White House Correspondents’ Association Recognizes Prolific Black Journalist, Harry McAlpin
The White House Correspondents’ Dinner, or #nerdprom, is an annual event that gets lots of attention for the celebrity and political star power it brings together in Washington DC… and a lot of criticism for those same reasons. This year, the dinner served a greater purpose than acting as a catwalk for our favorite designers. The White House Correspondents Association honored a historic black journalist: the late Harry McAlpin was served with a posthumous membership and scholarship that bears his name. The recipient of the newfound scholarship was Glynn Hill, a student of Howard University.
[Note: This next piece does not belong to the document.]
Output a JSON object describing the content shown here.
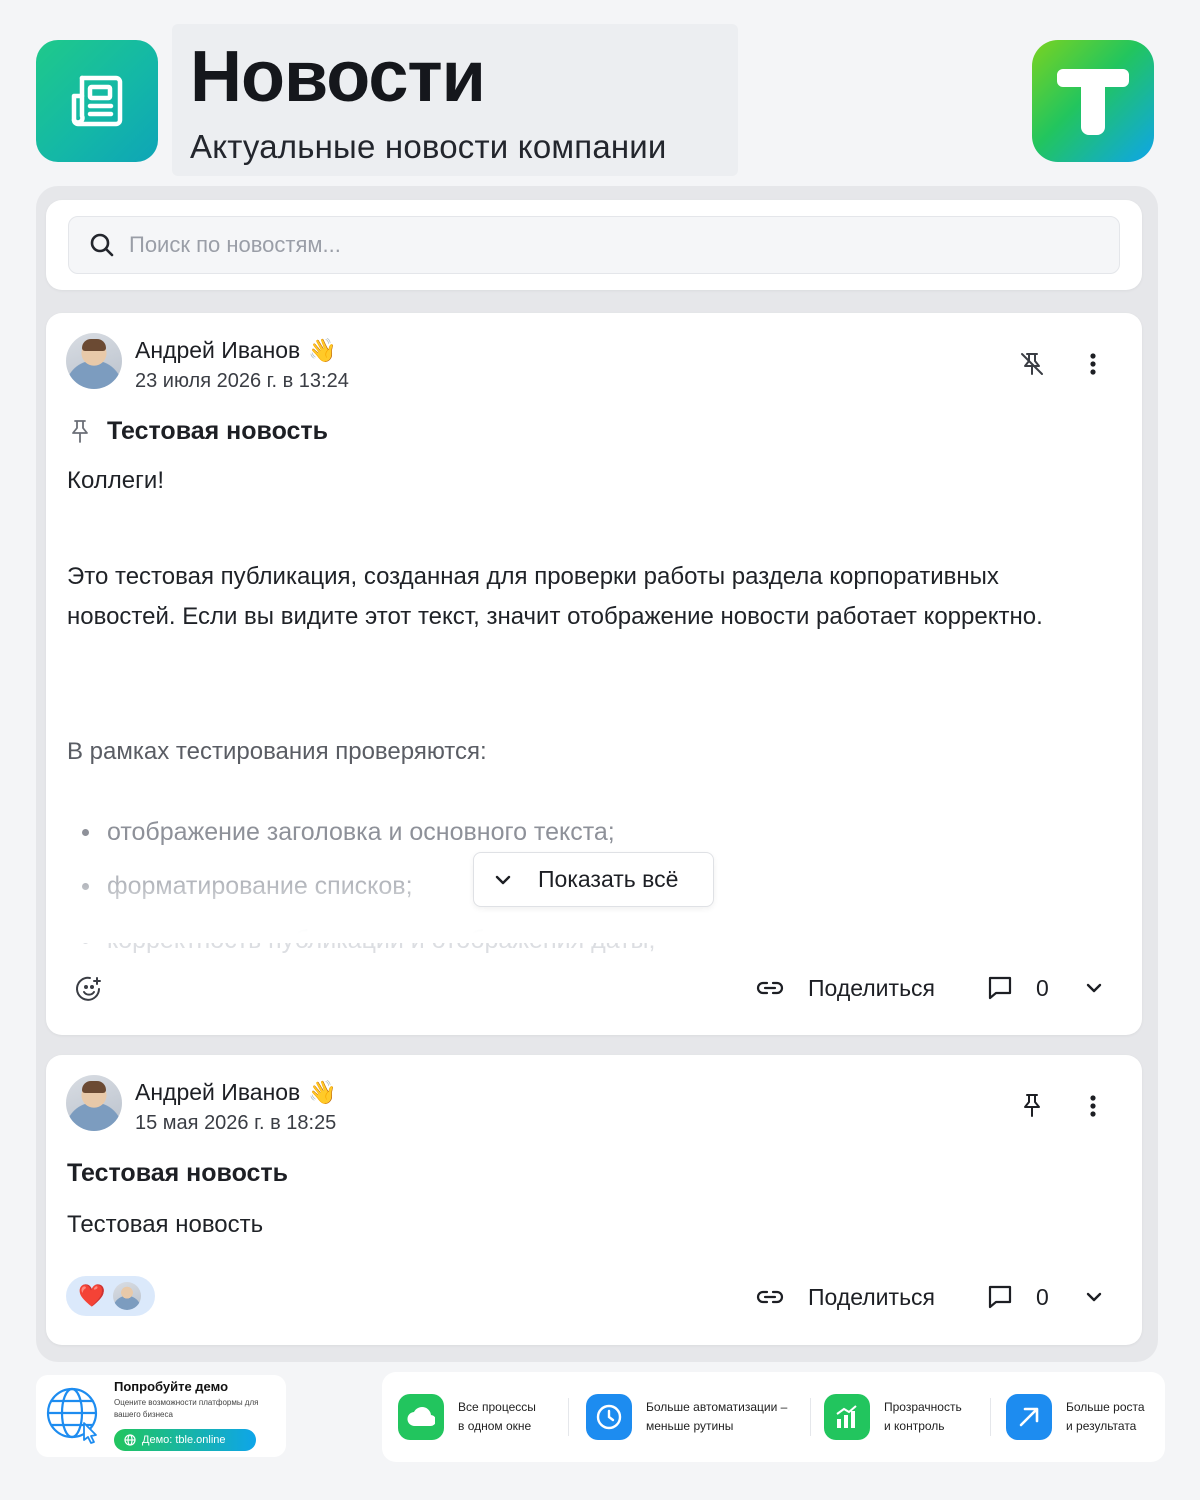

According to the Associated Press, Harry McAlpin was the first black reporter to attend a presidential news conference. Despite not receiving membership from the White House Correspondents’ Association, McAlpin became a steady reporter at the White House during the administrations of Presidents Franklin Roosevelt and Truman.
“The breaking of that barrier did not mean that everything was now fine inside the White House for blacks. Roosevelt press secretary Stephen Early refused to introduce McAlpin to the president, as was customary at that time, leading McAlpin to walk up to Roosevelt alone, said Earnest L. Perry Jr., who wrote about the attempt to credential a black White House correspondent for the Association for Education in Journalism and Mass Communication. Although he tried using his White House press pass, McAlpin was never credentialed to cover Congress. Louis Lautier ended up being the first accredited African-American congressional reporter.”
After making his career as a journalist, McAlpin decided to practice law in Louisville, Kentucky. He became an NAACP regional president, shortly after. McAlpin died in 1985. He is survived by his son and grandchildren.